Liu He, a top economic policy adviser to President Xi Jinping of China, drew a full house to his presentation during a meeting of global business and political leaders in Davos, Switzerland.CreditGian Ehrenzeller/European Pressphoto Agency
DAVOS, Switzerland — President Trump used the World Economic Forum meeting to woo investors and business leaders by reassuring them that “America first does not mean America alone.” But it was clear in Davos, Switzerland, this past week that geopolitical momentum lay with Beijing, not Washington.
At one end of town, President Michel Temer of Brazil welcomed an unexpected offer from Beijing for Latin American nations to work closely with a Chinese initiative, known as the Belt and Road, intended to spread its economic and diplomatic influence abroad.
At the other end of town, a senior Chinese diplomat helped introduce the prime minister of Pakistan at a breakfast meeting. Prime Minister Shahid Khaqan Abbasi used his talk to praise the rapidly expanding Chinese investments in his country, including to build power stations and a large port.
One of the best-attended speeches at the forum was that of Liu He, a member of China’s ruling Politburo, who promoted the Belt and Roadinitiative, also known as One Belt, One Road. Participants here said the Chinese initiative was already rivaling more established, traditionally American-led, international institutions.
“The China One Belt, One Road is going to be the new W.T.O. — like it or not,” said Joe Kaeser, chief executive of Siemens, the German industrial giant, referring to the World Trade Organization.
Belt and Road takes its name from the idea that Beijing is spreading its influence along the ancient Silk Road that once linked imperial China to the Roman Empire and to the medieval Europe of Marco Polo. But that was not the only push to extend its presence abroad that Beijing was trying to showcase.
On Friday, the Chinese government used a policy document issued in Beijing to call for a “Polar Silk Road” that would link China to Europe and the Atlantic via a shipping route past the melting Arctic ice cap.
Belt and Road has been a centerpiece of the foreign policy of President Xi Jinping, and his promises of a “China Dream” of restoring his nation to past greatness. Unveiled in Kazakhstan in 2013, Belt and Road started as a plan to revive economic, investment and diplomatic links across Central Asia.
The plan gradually extended to include the Mideast, Europe and eastern Africa, with Beijing promising hundreds of billions of dollars of investment in highways, rail lines, ports, power stations and other infrastructure, much of it through loans from Chinese state-owned banks.
Critics have been skeptical, arguing that projects bankrolled through the initiative will bury the recipients in debt and cause environmental damage. The initiative has also been criticized as an easy line of financing for authoritarian regimes. China says its projects will be environmentally and financially sound, and that it does not seek a say in how other countries are governed.
While Davos was underway, China was making other efforts to stretch the geographical ambitions of its Belt and Road initiative even further. At a summit meeting for Latin American and Caribbean foreign ministers in Santiago, Chile, Foreign Minister Wang Yi of China called for close cooperation and participation by the region’s countries, although he stopped short of formally including them in the initiative.
In Davos, President Temer of Brazil said that he was not concerned about the rising influence in South America of China, which has increased investments in his country and extended enormous loans to Venezuela and Ecuador.
Venezuela has already proved unable to repay its creditors, which include Moscow and Beijing.
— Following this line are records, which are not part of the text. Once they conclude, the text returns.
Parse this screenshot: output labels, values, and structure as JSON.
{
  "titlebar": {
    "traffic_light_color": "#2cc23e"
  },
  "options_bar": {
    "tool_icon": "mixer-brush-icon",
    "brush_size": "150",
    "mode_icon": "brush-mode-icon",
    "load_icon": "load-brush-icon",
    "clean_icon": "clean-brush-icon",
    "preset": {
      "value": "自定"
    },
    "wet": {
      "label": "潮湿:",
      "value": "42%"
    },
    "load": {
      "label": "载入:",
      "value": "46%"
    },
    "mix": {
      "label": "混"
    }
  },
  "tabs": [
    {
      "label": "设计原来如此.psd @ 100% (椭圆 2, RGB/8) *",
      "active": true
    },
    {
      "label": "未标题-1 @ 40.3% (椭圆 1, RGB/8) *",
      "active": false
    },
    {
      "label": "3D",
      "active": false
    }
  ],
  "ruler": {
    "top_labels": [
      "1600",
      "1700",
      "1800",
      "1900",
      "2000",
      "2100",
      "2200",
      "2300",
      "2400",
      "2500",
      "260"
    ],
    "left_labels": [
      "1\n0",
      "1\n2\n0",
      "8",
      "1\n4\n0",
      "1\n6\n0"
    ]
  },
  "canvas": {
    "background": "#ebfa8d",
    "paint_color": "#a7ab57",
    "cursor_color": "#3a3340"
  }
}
The Russian government has used Venezuela’s overdue debts as a bargaining chip to win the right for Russian warships to visit Venezuelan ports.
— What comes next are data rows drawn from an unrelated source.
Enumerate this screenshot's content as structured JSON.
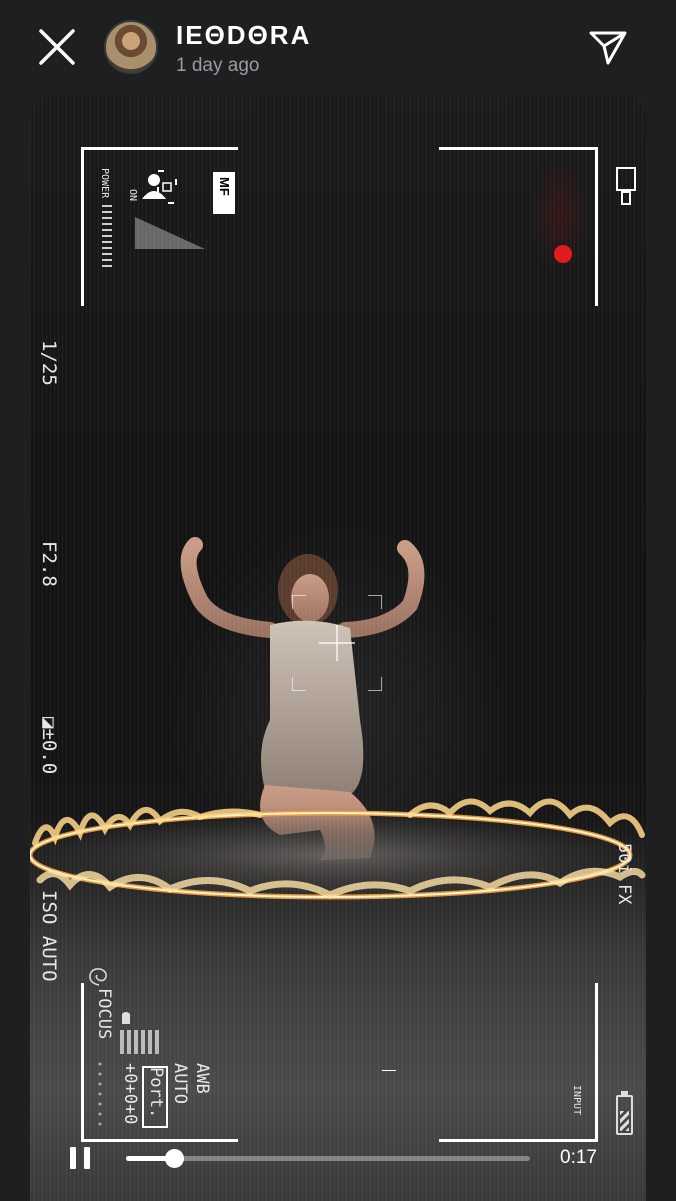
{
  "header": {
    "username": "IEΘDΘRA",
    "timestamp": "1 day ago",
    "close_icon": "close-icon",
    "send_icon": "send-icon"
  },
  "overlay": {
    "power_label": "POWER",
    "on_label": "ON",
    "mf_label": "MF",
    "shutter": "1/25",
    "aperture": "F2.8",
    "exposure": "◪±0.0",
    "iso": "ISO AUTO",
    "focus": "FOCUS",
    "awb": "AWB",
    "auto": "AUTO",
    "port": "Port.",
    "offset": "+0+0+0",
    "input_label": "INPUT",
    "fps": "50i FX",
    "rec_color": "#e01b22"
  },
  "player": {
    "time": "0:17",
    "progress": 0.12
  }
}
Mr. Temer said the debts should be seen as a financial issue, not a geopolitical one. “The major concern they have is to recover the loans they gave Venezuela, they want their payment,” he said in an interview. “This was actually quite explained in the meetings we have.”
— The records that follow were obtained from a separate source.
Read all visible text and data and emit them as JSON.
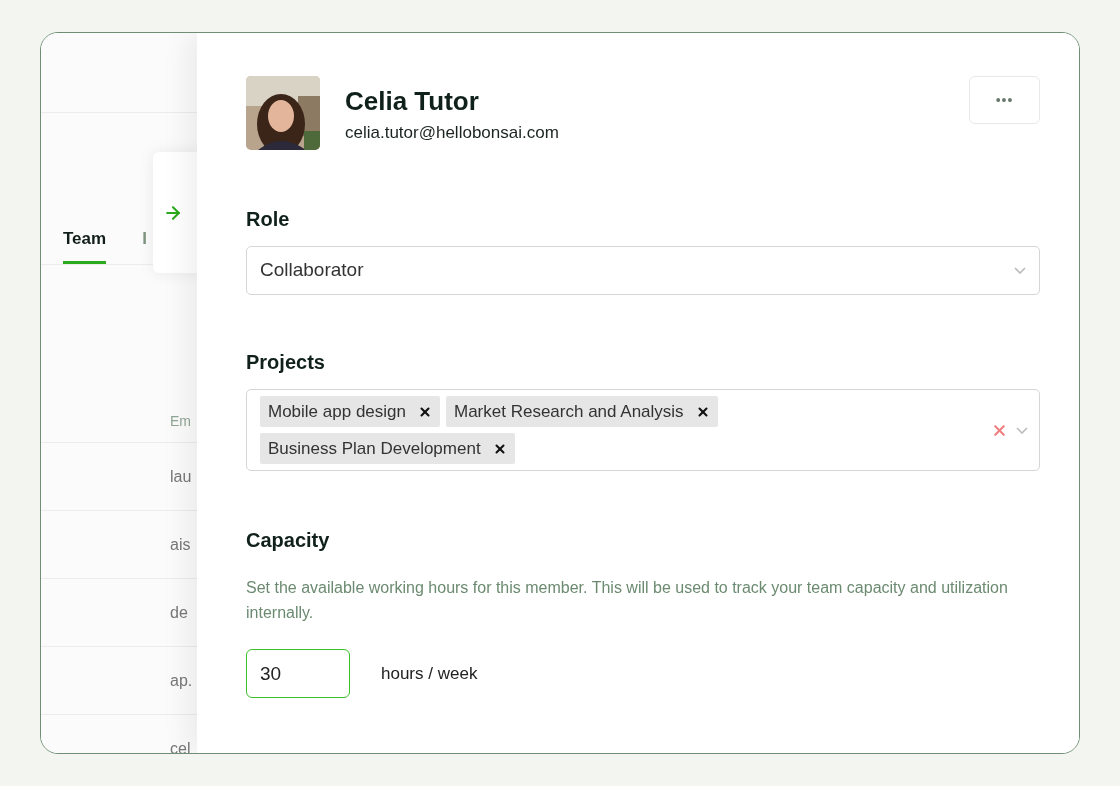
{
  "background": {
    "tabs": [
      {
        "label": "Team",
        "selected": true
      },
      {
        "label": "I",
        "selected": false
      }
    ],
    "column_header": "Em",
    "rows": [
      "lau",
      "ais",
      "de",
      "ap.",
      "cel"
    ]
  },
  "member": {
    "name": "Celia Tutor",
    "email": "celia.tutor@hellobonsai.com",
    "menu_button": "•••"
  },
  "role": {
    "label": "Role",
    "value": "Collaborator"
  },
  "projects": {
    "label": "Projects",
    "tags": [
      "Mobile app design",
      "Market Research and Analysis",
      "Business Plan Development"
    ]
  },
  "capacity": {
    "label": "Capacity",
    "description": "Set the available working hours for this member. This will be used to track your team capacity and utilization internally.",
    "hours": "30",
    "unit": "hours / week"
  }
}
He also said that he was not worried by the strong Chinese interest in acquiring stakes in Brazil’s electrical distribution and other industries. “The U.S. invests as well in Brazil,” he said.
National leaders seemed to vie with one another in Davos in calling for closer cooperation with China. Mr. Abbasi of Pakistan dismissed recent controversy in his country over whether China’s giant construction projects were compromising Pakistan’s sovereignty, its environment or its financial stability.
“There is no major challenge we have not been able to resolve, and the sovereignty issues are very clear,” he said at a breakfast for business executives and the news media. He added that on financial and environmental issues relating to Belt and Road projects, “So far, I can tell you we are winning on both counts.”
Chinese officials used Davos as another opportunity to speak out against protectionism, in what analysts have described as an effort to take advantage of global concerns about the Trump administration and its warnings that it would pursue a more aggressive trade policy.
However, China has zero tariffs on many raw materials that it has in only limited quantities at home, like iron ore. As a result, its stance has been particularly welcomed by countries like Chile that produce a lot of raw materials but relatively few factory goods.
“In this, we see a very big difference with the United States,” Foreign Minister Heraldo Muñoz of Chile said, calling China’s “vision of openness and its rejection of protectionism very welcome.”